Débrancher, le mot fait florès… Quelque chose nous gêne, nous dérange, nous encombre, on le "zappe", on le débranche. Économies de toutes sortes. Économies d'argent, de temps, de souci, de gestes, de nuits sans sommeil… Mais dans les discours il est toujours question de l'épargner, lui, celui qui souffre, qui va mourir de toute façon, le pauvre, c'est toujours par charité qu'on le condamne. C'est fou comme les gens deviennent tout à coup charitables, quand il s'agit de la vie des autres. Cette charité a quelque chose de terrifiant, parce qu'elle est parfaitement justifiable, et qu'on ne se prive pas de nous le faire savoir. Il faut vivre dans un monde où l'objet est en passe de supplanter l'être, pour que cette action de débrancher soit acceptée avec une candeur si désarmante. On peut débrancher une machine, on peut retirer les piles d'un robot, on peut couper le courant qui alimente une lampe, mais jusqu'à présent, je veux dire jusqu'à la médecine moderne, on n'avait jamais pensé que cela pourrait s'appliquer à un être vivant. C'est parce que l'être vivant a été machinisé qu'on peut le débrancher. On ne "débranche" pas la vie, c'est impossible. Les branchements de la vie, nous n'y avons pas accès, et c'est heureux. L'électricité n'est pas la vie. La mécanique n'est pas la vie. Le souffle n'est pas nôtre, il nous est donné, et même pas donné, prêté. L'humain ne crée pas, il ne fait que procréer. Du moins en était-il ainsi dans le monde modeste où j'ai grandi.
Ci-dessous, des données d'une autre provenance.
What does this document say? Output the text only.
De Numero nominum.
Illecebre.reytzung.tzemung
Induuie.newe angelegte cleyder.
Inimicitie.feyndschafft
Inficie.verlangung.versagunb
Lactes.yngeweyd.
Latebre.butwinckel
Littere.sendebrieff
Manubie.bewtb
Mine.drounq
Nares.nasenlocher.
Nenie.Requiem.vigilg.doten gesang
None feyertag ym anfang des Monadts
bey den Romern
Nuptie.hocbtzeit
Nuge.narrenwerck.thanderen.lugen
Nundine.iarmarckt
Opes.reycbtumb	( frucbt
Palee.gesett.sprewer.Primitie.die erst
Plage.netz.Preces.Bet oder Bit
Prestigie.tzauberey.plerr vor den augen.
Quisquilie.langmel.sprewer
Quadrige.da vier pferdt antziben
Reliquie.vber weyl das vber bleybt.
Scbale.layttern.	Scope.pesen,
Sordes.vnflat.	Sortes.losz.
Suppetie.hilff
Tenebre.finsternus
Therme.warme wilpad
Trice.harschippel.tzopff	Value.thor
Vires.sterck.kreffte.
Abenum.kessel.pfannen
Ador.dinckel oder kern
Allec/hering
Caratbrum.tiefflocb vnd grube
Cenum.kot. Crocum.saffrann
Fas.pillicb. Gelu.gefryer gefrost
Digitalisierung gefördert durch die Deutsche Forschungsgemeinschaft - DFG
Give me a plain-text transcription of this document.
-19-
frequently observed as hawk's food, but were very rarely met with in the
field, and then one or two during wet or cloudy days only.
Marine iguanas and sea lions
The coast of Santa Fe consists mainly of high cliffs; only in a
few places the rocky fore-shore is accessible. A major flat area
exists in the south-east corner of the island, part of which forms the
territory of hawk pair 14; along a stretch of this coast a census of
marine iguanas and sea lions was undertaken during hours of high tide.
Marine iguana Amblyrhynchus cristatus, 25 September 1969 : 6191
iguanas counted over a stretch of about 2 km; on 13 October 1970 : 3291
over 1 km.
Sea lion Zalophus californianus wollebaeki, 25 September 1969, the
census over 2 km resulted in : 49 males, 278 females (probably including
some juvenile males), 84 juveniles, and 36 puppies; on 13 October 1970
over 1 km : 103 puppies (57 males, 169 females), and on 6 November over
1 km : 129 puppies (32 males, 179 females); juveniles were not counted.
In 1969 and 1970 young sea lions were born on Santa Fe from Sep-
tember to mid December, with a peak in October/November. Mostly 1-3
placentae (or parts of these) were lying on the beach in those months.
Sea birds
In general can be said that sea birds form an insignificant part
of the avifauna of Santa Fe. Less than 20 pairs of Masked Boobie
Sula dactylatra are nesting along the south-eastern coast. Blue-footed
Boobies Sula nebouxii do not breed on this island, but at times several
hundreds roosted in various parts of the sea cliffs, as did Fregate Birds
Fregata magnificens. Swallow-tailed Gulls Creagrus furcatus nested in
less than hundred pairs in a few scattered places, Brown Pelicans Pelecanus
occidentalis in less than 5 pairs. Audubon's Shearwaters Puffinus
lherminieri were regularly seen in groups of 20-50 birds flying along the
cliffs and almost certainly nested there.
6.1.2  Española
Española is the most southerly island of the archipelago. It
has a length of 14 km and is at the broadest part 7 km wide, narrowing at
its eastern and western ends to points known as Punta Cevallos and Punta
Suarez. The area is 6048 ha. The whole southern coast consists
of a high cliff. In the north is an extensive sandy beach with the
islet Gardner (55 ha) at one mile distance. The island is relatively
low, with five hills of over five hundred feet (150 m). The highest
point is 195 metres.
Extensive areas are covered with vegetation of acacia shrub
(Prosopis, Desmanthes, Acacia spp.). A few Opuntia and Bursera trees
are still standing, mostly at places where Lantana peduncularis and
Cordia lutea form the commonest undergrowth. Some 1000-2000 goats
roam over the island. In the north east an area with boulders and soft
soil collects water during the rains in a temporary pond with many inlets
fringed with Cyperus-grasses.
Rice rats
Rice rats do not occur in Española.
La sœur aimante a donc peur que la médecine rate le train de la médecine, c'est-à-dire qu'elle laisse trop d'heures à sa sœur, qu'elle n'intervienne pas au bon moment, la médecine. Il y aurait donc un point précis où celle qui va, qui doit mourir, est sommée de passer de l'autre côté, pour son propre bien. Il ne s'agit pas pour moi de faire de cette sœur un bourreau, de l'accabler, mais seulement de me demander comment on sait que l'autre a assez vécu, que ça suffit, que trop c'est trop, qu'on a franchi un seuil invisible et qu'au-delà de ce seuil, on est dans quelque chose qui n'est plus tout à fait la vie. Comment savoir si celui qui va décider que ça suffit a un grand courage (une forme d'abnégation, oui, qui consiste à prendre avec soi ce fardeau, cette responsabilité, cette incroyable responsabilité (mais justement, en est-il conscient ?)) ou bien qu'il est complètement con et qu'il va seulement débrancher son problème pour pouvoir enfin passer à autre chose ? Et si, dans le même individu, coexistaient les deux manières d'envisager le problème, si elles ne s'annulaient pas l'une l'autre ?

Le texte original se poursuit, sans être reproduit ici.